The year 1852 in science and technology involved some significant events, listed below.

Aeronautics

 September 24 – French engineer Henri Giffard makes the first airship trip, from Paris to Trappes.

Astronomy
 September 19 – Annibale de Gasparis discovers the asteroid 20 Massalia from the north dome of the Astronomical Observatory of Capodimonte in Naples.

Biology
 October 5 – American apiarist L. L. Langstroth patents the Langstroth hive for the cultivation of honey bees.
 Last recognised sighting of a great auk, on the Grand Banks of Newfoundland.

Chemistry
 August Beer proposes Beer's law, which explains the relationship between the composition of a mixture and the amount of light it will absorb.

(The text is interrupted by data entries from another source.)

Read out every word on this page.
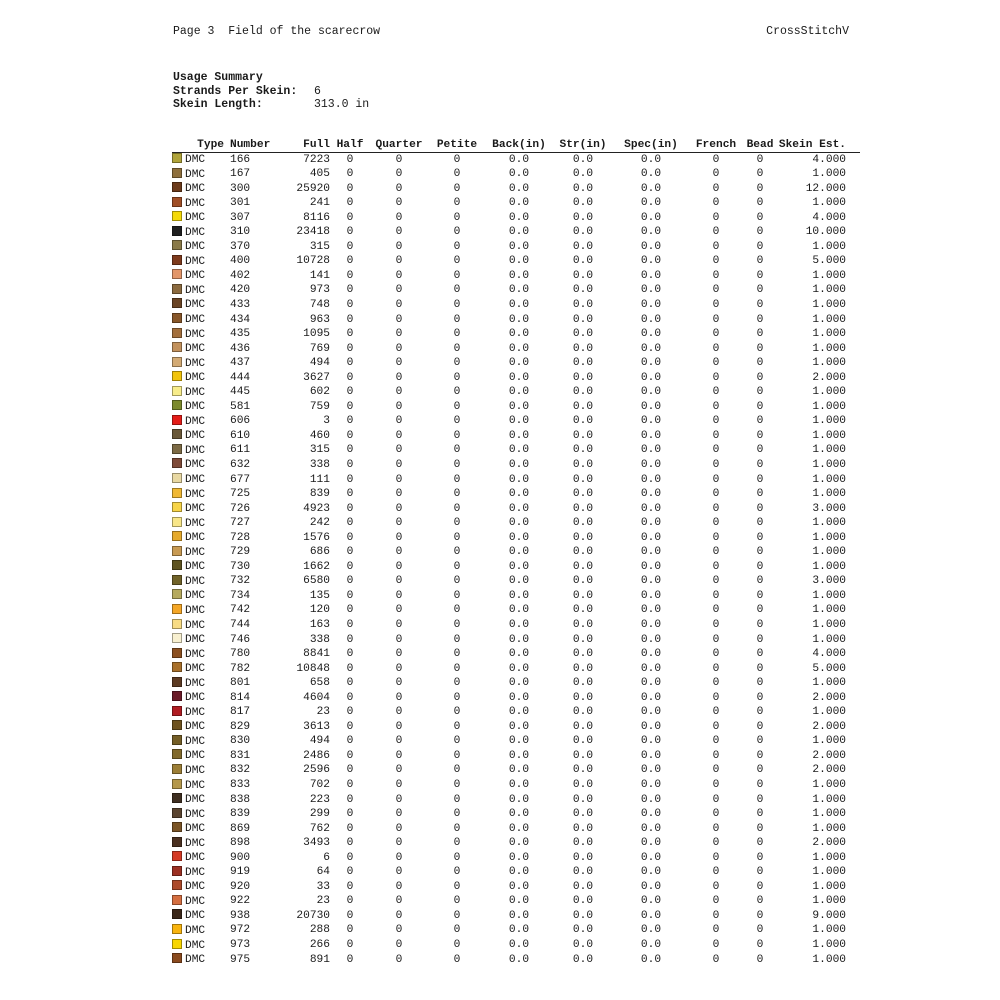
Page 3 Field of the scarecrow	CrossStitchV
Usage Summary
Strands Per Skein: 6
Skein Length:	313.0 in
Type	Number	Full	Half	Quarter	Petite	Back(in)	Str(in)	Spec(in)	French	Bead	Skein Est.
DMC	166	7223	0	0	0	0.0	0.0	0.0	0	0	4.000
DMC	167	405	0	0	0	0.0	0.0	0.0	0	0	1.000
DMC	300	25920	0	0	0	0.0	0.0	0.0	0	0	12.000
DMC	301	241	0	0	0	0.0	0.0	0.0	0	0	1.000
DMC	307	8116	0	0	0	0.0	0.0	0.0	0	0	4.000
DMC	310	23418	0	0	0	0.0	0.0	0.0	0	0	10.000
DMC	370	315	0	0	0	0.0	0.0	0.0	0	0	1.000
DMC	400	10728	0	0	0	0.0	0.0	0.0	0	0	5.000
DMC	402	141	0	0	0	0.0	0.0	0.0	0	0	1.000
DMC	420	973	0	0	0	0.0	0.0	0.0	0	0	1.000
DMC	433	748	0	0	0	0.0	0.0	0.0	0	0	1.000
DMC	434	963	0	0	0	0.0	0.0	0.0	0	0	1.000
DMC	435	1095	0	0	0	0.0	0.0	0.0	0	0	1.000
DMC	436	769	0	0	0	0.0	0.0	0.0	0	0	1.000
DMC	437	494	0	0	0	0.0	0.0	0.0	0	0	1.000
DMC	444	3627	0	0	0	0.0	0.0	0.0	0	0	2.000
DMC	445	602	0	0	0	0.0	0.0	0.0	0	0	1.000
DMC	581	759	0	0	0	0.0	0.0	0.0	0	0	1.000
DMC	606	3	0	0	0	0.0	0.0	0.0	0	0	1.000
DMC	610	460	0	0	0	0.0	0.0	0.0	0	0	1.000
DMC	611	315	0	0	0	0.0	0.0	0.0	0	0	1.000
DMC	632	338	0	0	0	0.0	0.0	0.0	0	0	1.000
DMC	677	111	0	0	0	0.0	0.0	0.0	0	0	1.000
DMC	725	839	0	0	0	0.0	0.0	0.0	0	0	1.000
DMC	726	4923	0	0	0	0.0	0.0	0.0	0	0	3.000
DMC	727	242	0	0	0	0.0	0.0	0.0	0	0	1.000
DMC	728	1576	0	0	0	0.0	0.0	0.0	0	0	1.000
DMC	729	686	0	0	0	0.0	0.0	0.0	0	0	1.000
DMC	730	1662	0	0	0	0.0	0.0	0.0	0	0	1.000
DMC	732	6580	0	0	0	0.0	0.0	0.0	0	0	3.000
DMC	734	135	0	0	0	0.0	0.0	0.0	0	0	1.000
DMC	742	120	0	0	0	0.0	0.0	0.0	0	0	1.000
DMC	744	163	0	0	0	0.0	0.0	0.0	0	0	1.000
DMC	746	338	0	0	0	0.0	0.0	0.0	0	0	1.000
DMC	780	8841	0	0	0	0.0	0.0	0.0	0	0	4.000
DMC	782	10848	0	0	0	0.0	0.0	0.0	0	0	5.000
DMC	801	658	0	0	0	0.0	0.0	0.0	0	0	1.000
DMC	814	4604	0	0	0	0.0	0.0	0.0	0	0	2.000
DMC	817	23	0	0	0	0.0	0.0	0.0	0	0	1.000
DMC	829	3613	0	0	0	0.0	0.0	0.0	0	0	2.000
DMC	830	494	0	0	0	0.0	0.0	0.0	0	0	1.000
DMC	831	2486	0	0	0	0.0	0.0	0.0	0	0	2.000
DMC	832	2596	0	0	0	0.0	0.0	0.0	0	0	2.000
DMC	833	702	0	0	0	0.0	0.0	0.0	0	0	1.000
DMC	838	223	0	0	0	0.0	0.0	0.0	0	0	1.000
DMC	839	299	0	0	0	0.0	0.0	0.0	0	0	1.000
DMC	869	762	0	0	0	0.0	0.0	0.0	0	0	1.000
DMC	898	3493	0	0	0	0.0	0.0	0.0	0	0	2.000
DMC	900	6	0	0	0	0.0	0.0	0.0	0	0	1.000
DMC	919	64	0	0	0	0.0	0.0	0.0	0	0	1.000
DMC	920	33	0	0	0	0.0	0.0	0.0	0	0	1.000
DMC	922	23	0	0	0	0.0	0.0	0.0	0	0	1.000
DMC	938	20730	0	0	0	0.0	0.0	0.0	0	0	9.000
DMC	972	288	0	0	0	0.0	0.0	0.0	0	0	1.000
DMC	973	266	0	0	0	0.0	0.0	0.0	0	0	1.000
DMC	975	891	0	0	0	0.0	0.0	0.0	0	0	1.000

Based partly on earlier work by Pierre Bouguer and Johann Heinrich Lambert, it establishes the analytical technique known as spectrophotometry.

Mathematics
 October 23 – Francis Guthrie poses the four colour problem to Augustus De Morgan.

Medicine
 January 15 – Nine representatives of Hebrew charitable organizations come together to form what will become the Mount Sinai Hospital, New York.
 February 15 – The Great Ormond Street Hospital for Sick Children, London, admits its first patient.

Technology
 March 2 – The first American experimental steam fire engine, designed by Alexander Bonner Latta, is tested.
 The mechanical semaphore line in France is superseded by the electric telegraph.
 Captain E. M. Boxer of the Royal Arsenal devises an improvement to the shrapnel shell by insertion of an iron diaphragm, preventing premature ignition.
 French physicist Léon Foucault (1819–1868) makes the first gyroscope for scientific use

Awards
 Copley Medal: Alexander von Humboldt
 Wollaston Medal for Geology: William Henry Fitton

Births

 March 25 – Charles Loomis Dana (died 1935), American neurologist.
 April 10 – Arthur Vierendeel (died 1940), Belgian civil engineer.
 May 1 – Santiago Ramón y Cajal (died 1934), Spanish neuroscientist, winner of the Nobel Prize in Physiology or Medicine.
 August 4 – Catharine van Tussenbroek (died 1925), Dutch physician.
 August 30 – Jacobus van 't Hoff (died 1911), Dutch chemist.
 September 9 – John Henry Poynting (died 1914), English physicist, discoverer of the Poynting–Robertson effect and the Poynting vector.
 September 15 – Edward Bouchet (died 1918), African American physicist.
 September 23 – William Stewart Halsted (died 1922), American surgeon.
 September 28 – Isis Pogson (died 1945), English astronomer and meteorologist.
 October 2 – William Ramsay (died 1916), Scottish winner of the Nobel Prize in Chemistry.
 October 6 – Bruno Abakanowicz (died 1900), Polish mathematician, inventor and electrical engineer.
 October 9 – Hermann Emil Fischer (died 1919), German winner of the Nobel Prize in Chemistry.
 November 12 - Xavier Arnozan (died 1928), French physician.
 December 13 – Charles E. de M. Sajous (died 1929), American endocrinologist.
 December 15 – Henri Becquerel (died 1908), French physicist.

Deaths
 January 1 – John George Children (born 1777), English chemist, mineralogist and entomologist.
 January 6 – Louis Braille (born 1809), French inventor.
 January 13 - Jean-Nicolas Gannal (born 1791), French pharmacist, chemist, and inventor.
 August 15 – Johan Gadolin (born 1760), Finnish chemist.
 August 24 – Sarah Guppy (born 1770), English inventor.
 September 4 – William MacGillivray (born 1796), Scottish naturalist and ornithologist.
 September 8 – Anna Maria Walker (born 1778), Scottish botanist. 
 October 9 – Thomas Frederick Colby (born 1784), English cartographer.
 November 10 – Gideon Mantell (born 1790), English paleontologist.
 November 27 – Augusta Ada King (née Byron), Countess of Lovelace (born 1815), English computing pioneer.